Whilst other countries may have a population greater than 563,000 or a territory larger than 2,586 km2, I feel one of the main ways that Luxembourg is able to lord over these countries and nipple-twist them to the ground is in its multilingualism.

I don’t know many other countries where children grow up becoming fluent in at least three languages…but then again what do I know? At the European School, if you could sweet-talk your way into getting five other people to join forces with you and form a new class, you were able to take pretty much any language of the European Union you liked. A friend of mine chose Greek as a 4th Language at school, although if you take a look at her subsequent Mediterranean boyfriends there may have been more than one motive behind that.

On my recent travels I lost count of the times I would encounter this: “What do they speak in Luxembourg, LUXEMBOURGISH?” people would guffaw, nudging their friends and giving each other wedgies. “Yeah, actually,” I would smirk, strutting off to imagined cheers and triumphant music. I didn’t make many friends whilst travelling.

On a weird unemployment-addled whim I once decided that to get more clarity in my life I needed to start learning Dutch online. I am, for reasons unknown, somewhat of a Dutch enthusiast, so to me nothing could have been more logical. Alas others did not seem to feel the same way about my decision.

“That’s amaaaaaaziiiiing,” I expected my friends to purr. Instead I got unimpressed, puzzled frowns and frequent questions of “Why Dutch?”

“Because…because A POTATO IS AN AARDAPPEL!” I cried, eyes darting wildly from side to side in confusion as I nervously licked my lips. What more was there to be said?

I decided to ignore their concerned stares and embarked on the free online Youtube tutorials of the omnipresent but ever-invisible Jan de Vries. The voice of Jan de Vries and I shared many moments in the two short weeks I kept up with the course; we giggled conspiratorially when it was revealed the Dutch for ‘you are scaring me’ is ‘je maakt me bang’; I nodded in wonder when he told me water in the Netherlands was drinkable. It made sense. Sadly, however, things soon fizzled out. I knew there was no future for us when I realised I wasn’t able to pronounce any number past three.

In my experience, the trouble with free online language courses is that you tend to find yourself learning the most bizarre, and often improbable, phrases before you have even figured out how to properly pronounce your own name. This is not such an issue unless the sentences in question are so darn catchy that you find yourself repeating them out loud at inappropriate moments.

“Dutch meat sausage,” I would whisper into the window of an empty night bus; “Will I be prime minister tomorrow?” I wondered aloud in an Auchan food aisle, thoughtfully tucking Dutch meat sausage into my shopping basket.

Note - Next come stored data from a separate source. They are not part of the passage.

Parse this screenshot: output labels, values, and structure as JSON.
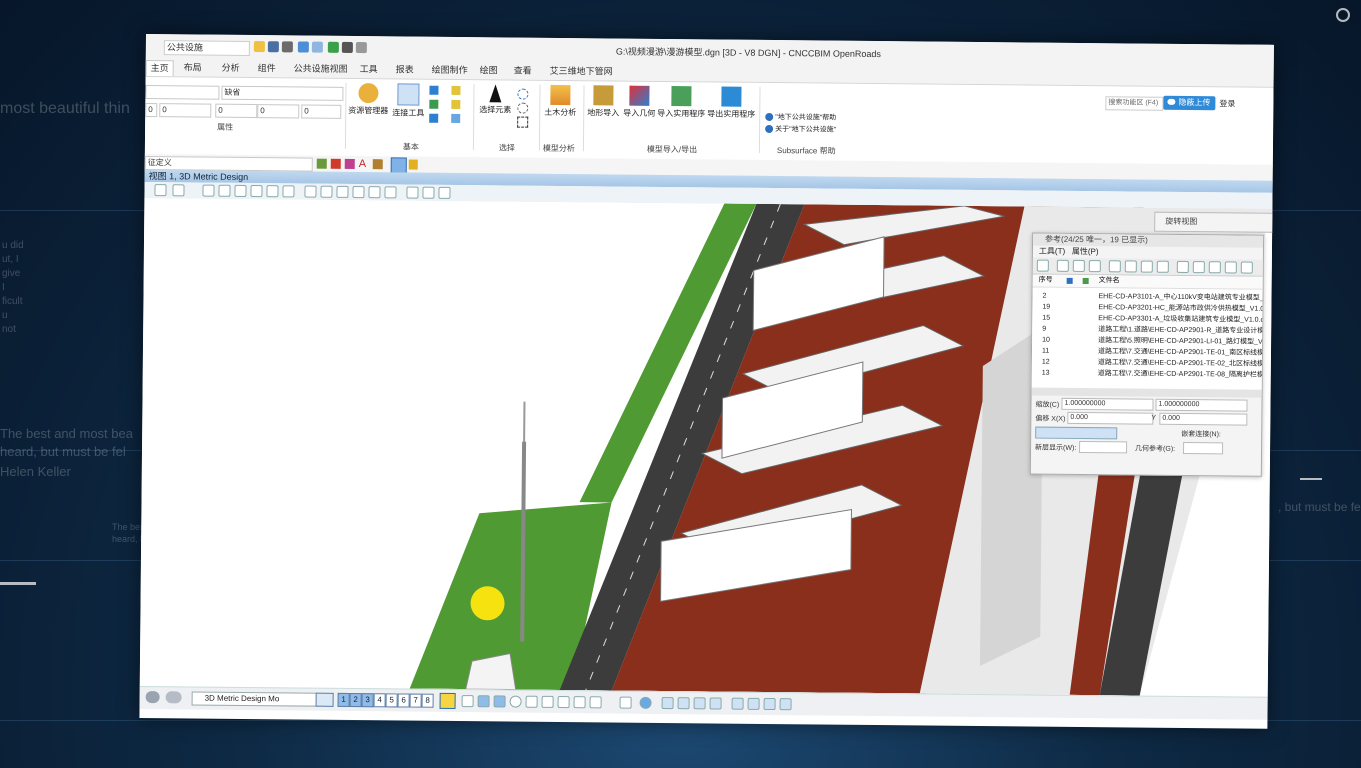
{
  "background": {
    "texts": [
      "most beautiful thin",
      "u did",
      "ut, I",
      "give",
      "I",
      "ficult",
      "u",
      "not",
      "The best and most bea",
      "heard, but must be fel",
      "Helen Keller",
      ", but must be fel",
      "The best",
      "heard, b"
    ]
  },
  "quick_access": {
    "workflow_combo": "公共设施",
    "window_title": "G:\\视频漫游\\漫游模型.dgn [3D - V8 DGN] - CNCCBIM OpenRoads"
  },
  "tabs": [
    "主页",
    "布局",
    "分析",
    "组件",
    "公共设施视图",
    "工具",
    "报表",
    "绘图制作",
    "绘图",
    "查看",
    "艾三维地下管网"
  ],
  "ribbon": {
    "level_combo": "缺省",
    "num_fields": [
      "0",
      "0",
      "0",
      "0",
      "0"
    ],
    "attributes_label": "属性",
    "attr_combo": "征定义",
    "basic_label": "基本",
    "resource_manager": "资源管理器",
    "connect_tools": "连接工具",
    "select_element": "选择元素",
    "select_label": "选择",
    "civil_analysis": "土木分析",
    "model_analysis_label": "模型分析",
    "terrain_import": "地形导入",
    "import_geometry": "导入几何",
    "import_utility": "导入实用程序",
    "export_utility": "导出实用程序",
    "model_io_label": "模型导入/导出",
    "help_1": "\"地下公共设施\"帮助",
    "help_2": "关于\"地下公共设施\"",
    "help_group_label": "Subsurface 帮助",
    "search_placeholder": "搜索功能区 (F4)",
    "cloud_button": "隐蔽上传",
    "login": "登录"
  },
  "view": {
    "title": "视图 1, 3D Metric Design"
  },
  "rotate_view": {
    "title": "旋转视图"
  },
  "reference_panel": {
    "title": "参考(24/25 唯一，19 已显示)",
    "menu": [
      "工具(T)",
      "属性(P)"
    ],
    "columns": {
      "seq": "序号",
      "file": "文件名"
    },
    "rows": [
      {
        "n": "2",
        "f": "EHE-CD-AP3101-A_中心110kV变电站建筑专业模型_V"
      },
      {
        "n": "19",
        "f": "EHE-CD-AP3201-HC_能源站市政供冷供热模型_V1.0.d"
      },
      {
        "n": "15",
        "f": "EHE-CD-AP3301-A_垃圾收集站建筑专业模型_V1.0.dg"
      },
      {
        "n": "9",
        "f": "道路工程\\1.道路\\EHE-CD-AP2901-R_道路专业设计模型"
      },
      {
        "n": "10",
        "f": "道路工程\\5.照明\\EHE-CD-AP2901-LI-01_路灯模型_V1"
      },
      {
        "n": "11",
        "f": "道路工程\\7.交通\\EHE-CD-AP2901-TE-01_南区标线模型"
      },
      {
        "n": "12",
        "f": "道路工程\\7.交通\\EHE-CD-AP2901-TE-02_北区标线模型"
      },
      {
        "n": "13",
        "f": "道路工程\\7.交通\\EHE-CD-AP2901-TE-08_隔离护栏模型"
      }
    ],
    "scale_label": "缩放(C)",
    "scale_1": "1.000000000",
    "scale_2": "1.000000000",
    "offset_label": "偏移 X(X)",
    "offset_x": "0.000",
    "y_label": "Y",
    "offset_y": "0.000",
    "nesting_label": "嵌套连接(N):",
    "new_level_display": "新层显示(W):",
    "geo_ref": "几何参考(G):"
  },
  "bottom_bar": {
    "model_combo": "3D Metric Design Mo",
    "view_buttons": [
      "1",
      "2",
      "3",
      "4",
      "5",
      "6",
      "7",
      "8"
    ]
  },
  "colors": {
    "grass": "#4f9a32",
    "road": "#3c3c3c",
    "brick": "#8a2f1c",
    "accent": "#2f8ad8",
    "cursor": "#f6e20e"
  }
}
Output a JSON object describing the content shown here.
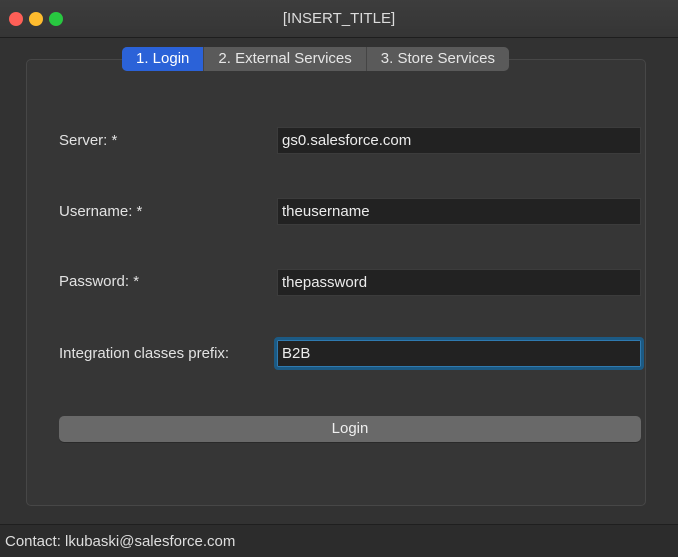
{
  "window": {
    "title": "[INSERT_TITLE]"
  },
  "tabs": [
    {
      "label": "1. Login",
      "active": true
    },
    {
      "label": "2. External Services",
      "active": false
    },
    {
      "label": "3. Store Services",
      "active": false
    }
  ],
  "form": {
    "server": {
      "label": "Server: *",
      "value": "gs0.salesforce.com"
    },
    "username": {
      "label": "Username: *",
      "value": "theusername"
    },
    "password": {
      "label": "Password: *",
      "value": "thepassword"
    },
    "prefix": {
      "label": "Integration classes prefix:",
      "value": "B2B"
    },
    "login_label": "Login"
  },
  "status": {
    "text": "Contact: lkubaski@salesforce.com"
  },
  "colors": {
    "accent": "#2b62d8",
    "focus_ring": "#1c5a84",
    "window_bg": "#323232",
    "traffic_close": "#fe5f57",
    "traffic_minimize": "#febc2e",
    "traffic_maximize": "#28c840"
  }
}
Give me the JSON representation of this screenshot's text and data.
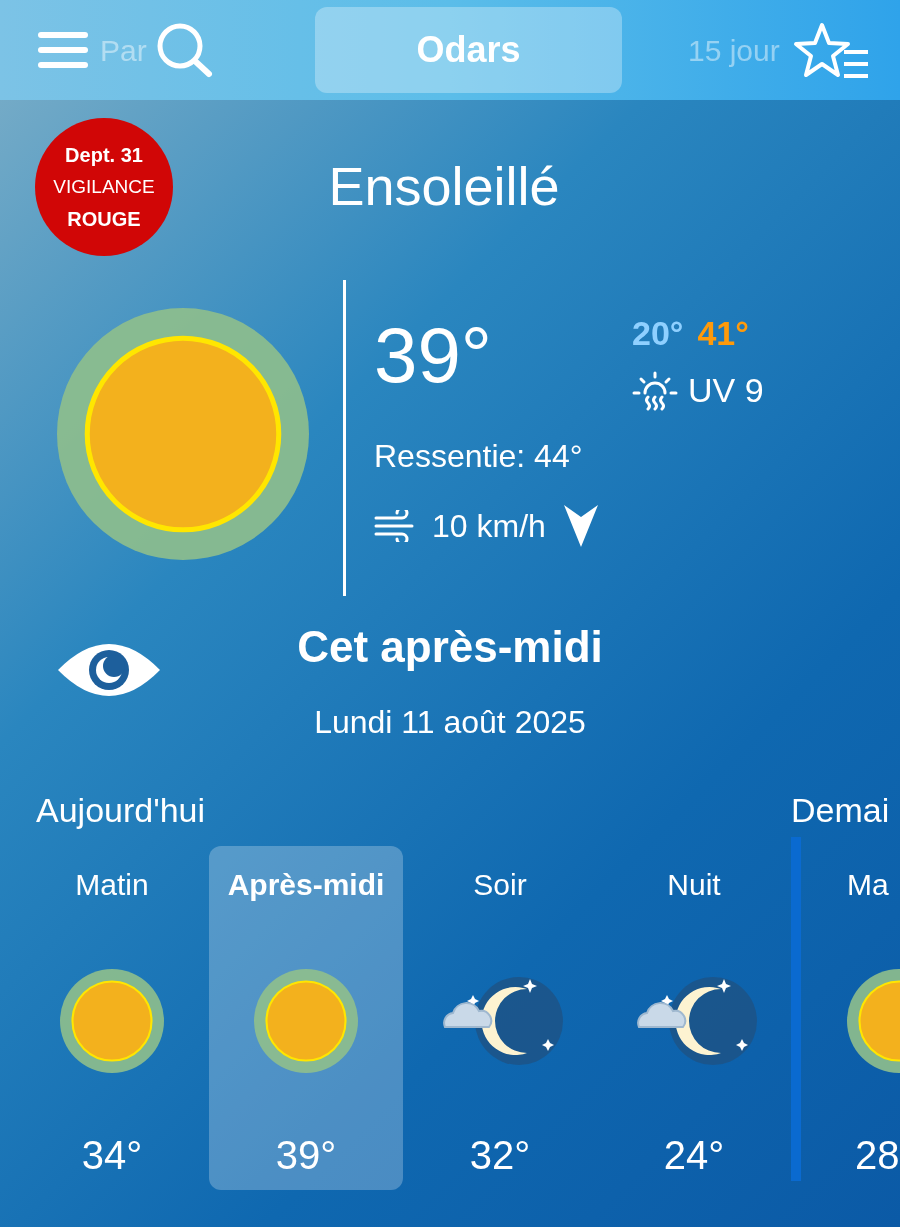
{
  "top_bar": {
    "tabs": [
      {
        "label": "Par",
        "selected": false
      },
      {
        "label": "Odars",
        "selected": true
      },
      {
        "label": "15 jour",
        "selected": false
      }
    ]
  },
  "alert": {
    "dept": "Dept. 31",
    "line": "VIGILANCE",
    "level": "ROUGE"
  },
  "condition": "Ensoleillé",
  "current": {
    "temp": "39°",
    "min": "20°",
    "max": "41°",
    "uv": "UV 9",
    "feels": "Ressentie: 44°",
    "wind": "10 km/h"
  },
  "period": {
    "title": "Cet après-midi",
    "date": "Lundi 11 août 2025"
  },
  "days": [
    {
      "label": "Aujourd'hui",
      "parts": [
        {
          "label": "Matin",
          "kind": "sun",
          "temp": "34°",
          "selected": false
        },
        {
          "label": "Après-midi",
          "kind": "sun",
          "temp": "39°",
          "selected": true
        },
        {
          "label": "Soir",
          "kind": "moon",
          "temp": "32°",
          "selected": false
        },
        {
          "label": "Nuit",
          "kind": "moon",
          "temp": "24°",
          "selected": false
        }
      ]
    },
    {
      "label": "Demai",
      "parts": [
        {
          "label": "Ma",
          "kind": "sun",
          "temp": "28",
          "selected": false
        }
      ]
    }
  ]
}
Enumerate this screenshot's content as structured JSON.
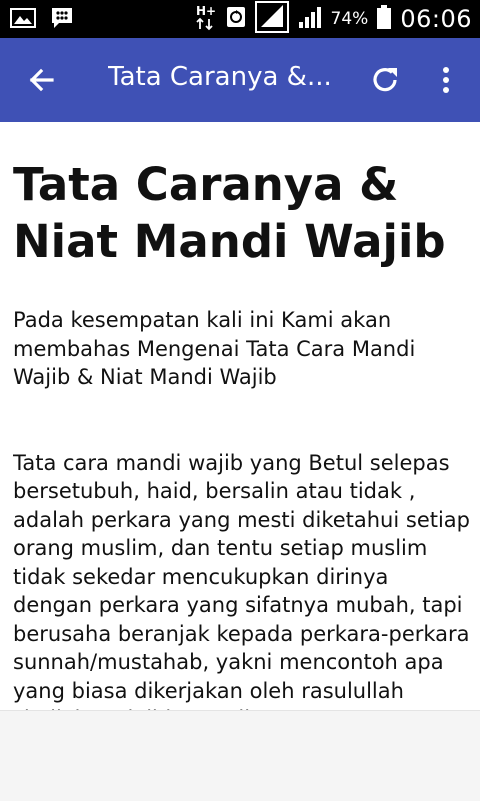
{
  "status_bar": {
    "icons_left": [
      "image-icon",
      "messenger-icon"
    ],
    "network_label": "H+",
    "battery_percent": "74%",
    "time": "06:06"
  },
  "app_bar": {
    "title": "Tata Caranya &...",
    "background_color": "#3f51b5"
  },
  "article": {
    "title": "Tata Caranya & Niat Mandi Wajib",
    "paragraphs": [
      "Pada kesempatan kali ini Kami akan membahas Mengenai Tata Cara Mandi Wajib & Niat Mandi Wajib",
      "Tata cara mandi wajib yang Betul selepas bersetubuh, haid, bersalin atau tidak , adalah perkara yang mesti diketahui setiap orang muslim, dan tentu setiap muslim tidak sekedar mencukupkan dirinya dengan perkara yang sifatnya mubah, tapi berusaha beranjak kepada perkara-perkara sunnah/mustahab, yakni mencontoh apa yang biasa dikerjakan oleh rasulullah shallahu ‘alaihi wa sallam"
    ]
  }
}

To me, the beautiful thing about languages is their conniving ability to trip you up, push you to the ground and spit in your face. Please do not read too much into all the bullying metaphors in this article.

For example, employing the French word baiser as a noun or as a verb can mean the difference between saying 'kiss' or…errr...’copulate’ and has reduced a room to small, nervous coughs on more than one occasion, I am sure. I have been told that one of the most common mistakes Spanish learners make is to try convey their humiliation by describing themselves as embarazada, instead informing those around them that their rosy cheeks were the result of being ‘pregnant’. Let’s hope no baby showers were thrown in the making of this mistake.

As I unfortunately do not share the linguistic capabilities of 90% of Luxembourg’s population (at least not after 15 years of trying but I remain hopeful), I try instead to collect phrases in various languages that would almost certainly not be in any tourist guide. My polite small talk at a Danish dinner party would not consist of the standard questions of ‘Where are you from?’ and ‘Where do you work?’, but rather ‘How often do you frequent this gay bar?’. If I found myself in Portugal I wouldn’t be able to ask for directions but I would be able to inform an individual that they were a monkey with a small appendage.

When the world feels like it is falling away from my feet and nothing seems like it makes sense anymore, I can always feel safe in the knowledge that there is one thing I know for sure. A potato is an aardappel.